Ответ на этот вопрос можно получить, если вспомнить извечную борьбу Новгорода за свое особое положение среди городов России. Новгород Великий признал власть Москвы и вошел в состав Русского государства в 1478 году, но память о былой самостоятельности еще долго не покидала новгородцев. У них были все основания считать, что город их имеет право на особое положение среди прочих русских городов. За новгородскими амбициями стояла древняя история города, его положение как главных торговых ворот на Запад, богатства новгородского боярства и купечества. Новгородский сепаратизм проявлялся и в большом, и в малом. В частности, за Новгородом оставалось право самостоятельно вести дипломатические переговоры и вступать в договорные отношения с европейскими государствами. Проявлялся сепаратизм и в монетном деле.
Очень долго в знаке Новгородского денежного двора сохранялось полное название города – «Новгород Великий» – НВ. Лишь в 1603 году букву В убрали, и в обозначении города осталось урезанное, «непрестижное» название города – «Новгород» – Н. В 1611 году в «Новгородском государстве», надо полагать, сепаратистские настроения очень усилились. Одним из проявлений их в денежном деле был выбор при расчетах денежной стопы не общерусской денежно-весовой единицы – почки, с весом 0,17 грамма, а почки новгородской, в XV веке составлявшей величину около 0,20 грамма. Уменьшив вес копейки трехрублевой стопы тоже на половину почки, как это сделали в Москве и Ярославле, но почки не общерусской, а новгородской, здесь получили нормативый вес копейки, равный не 0,60 грамма, как в Москве и Ярославле, а 0,57–0,58 грамма, и стопу, равную не 340 копейкам из гривенки, а 360.
Копейки, чеканенные по стопе 360 копеек с буквами РІН, хорошо знакомы нумизматам. По весу они выделяются среди копеек того же типа, чеканившихся при Шуйском по трехрублевой стопе. Вес – единственный показатель, по которому определяются копейки, чеканенные во время шведской оккупации в Новгороде в 1611–1615 годах.
В 1612–1613 годах в Новгороде был зарыт огромный клад. 6684 монеты распределили на три кубышки и спрятали под стенами Новгородского кремля. Самыми поздними в этом кладе являются копейки РІН, чеканенные по стопе 360 копеек из гривенки. Следовательно, клад был зарыт в самом начале шведской оккупации. Основную массу монет в нем составляют старые копейки трехрублевой стопы.
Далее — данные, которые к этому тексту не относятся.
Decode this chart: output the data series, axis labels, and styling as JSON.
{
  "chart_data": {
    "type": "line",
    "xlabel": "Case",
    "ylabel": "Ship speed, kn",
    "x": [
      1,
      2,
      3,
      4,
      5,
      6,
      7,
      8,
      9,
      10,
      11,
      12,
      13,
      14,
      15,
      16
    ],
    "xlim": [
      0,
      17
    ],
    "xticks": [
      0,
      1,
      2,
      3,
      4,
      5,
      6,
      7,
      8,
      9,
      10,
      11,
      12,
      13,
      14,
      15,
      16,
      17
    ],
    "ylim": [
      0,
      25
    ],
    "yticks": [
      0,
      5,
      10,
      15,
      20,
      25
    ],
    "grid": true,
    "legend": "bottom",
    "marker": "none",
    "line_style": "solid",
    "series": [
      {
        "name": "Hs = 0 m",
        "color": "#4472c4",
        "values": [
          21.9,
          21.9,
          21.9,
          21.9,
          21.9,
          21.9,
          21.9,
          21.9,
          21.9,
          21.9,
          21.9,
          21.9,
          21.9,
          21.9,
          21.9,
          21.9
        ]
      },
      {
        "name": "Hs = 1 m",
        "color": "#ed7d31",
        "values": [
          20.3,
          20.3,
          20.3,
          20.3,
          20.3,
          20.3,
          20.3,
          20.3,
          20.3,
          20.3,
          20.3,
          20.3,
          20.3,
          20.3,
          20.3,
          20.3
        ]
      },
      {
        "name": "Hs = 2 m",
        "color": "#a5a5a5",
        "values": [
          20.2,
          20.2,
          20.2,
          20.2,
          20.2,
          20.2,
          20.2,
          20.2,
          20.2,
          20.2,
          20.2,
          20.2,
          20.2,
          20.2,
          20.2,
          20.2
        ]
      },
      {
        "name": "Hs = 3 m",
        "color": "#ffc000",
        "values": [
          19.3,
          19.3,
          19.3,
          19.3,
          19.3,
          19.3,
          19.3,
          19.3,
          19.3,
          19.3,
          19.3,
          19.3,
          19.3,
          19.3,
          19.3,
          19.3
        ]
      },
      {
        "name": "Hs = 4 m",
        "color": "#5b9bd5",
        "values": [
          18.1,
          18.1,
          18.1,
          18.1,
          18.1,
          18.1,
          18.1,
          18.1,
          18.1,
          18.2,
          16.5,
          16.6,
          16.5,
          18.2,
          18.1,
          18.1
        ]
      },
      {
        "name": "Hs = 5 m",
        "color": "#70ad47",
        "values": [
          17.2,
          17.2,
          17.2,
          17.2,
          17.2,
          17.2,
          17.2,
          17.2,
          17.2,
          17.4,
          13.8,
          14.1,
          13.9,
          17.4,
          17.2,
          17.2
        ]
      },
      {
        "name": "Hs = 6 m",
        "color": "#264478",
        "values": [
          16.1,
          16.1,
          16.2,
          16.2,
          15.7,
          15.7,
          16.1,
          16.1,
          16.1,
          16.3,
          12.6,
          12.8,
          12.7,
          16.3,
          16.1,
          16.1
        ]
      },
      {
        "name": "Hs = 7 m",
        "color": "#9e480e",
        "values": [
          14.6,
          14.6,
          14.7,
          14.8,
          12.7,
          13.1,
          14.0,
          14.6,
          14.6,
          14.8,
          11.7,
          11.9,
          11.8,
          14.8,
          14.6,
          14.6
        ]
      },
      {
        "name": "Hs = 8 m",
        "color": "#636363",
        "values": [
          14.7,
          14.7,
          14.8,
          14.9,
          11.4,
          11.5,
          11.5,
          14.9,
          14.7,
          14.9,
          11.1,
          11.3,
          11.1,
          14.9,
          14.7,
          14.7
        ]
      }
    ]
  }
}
Шведские легкие копейки представлены всего 155 экземплярами. Но пройдет еще два года, и в кладе, найденном в Мстинском районе Новгородской области, обычном сельском кладе, состоящем из 398 экземпляров, количество шведских легких копеек возрастет до 337 экземпляров (85 процентов от состава клада). Мстинский клад показал, каким стало денежное обращение через несколько лет шведской оккупаций.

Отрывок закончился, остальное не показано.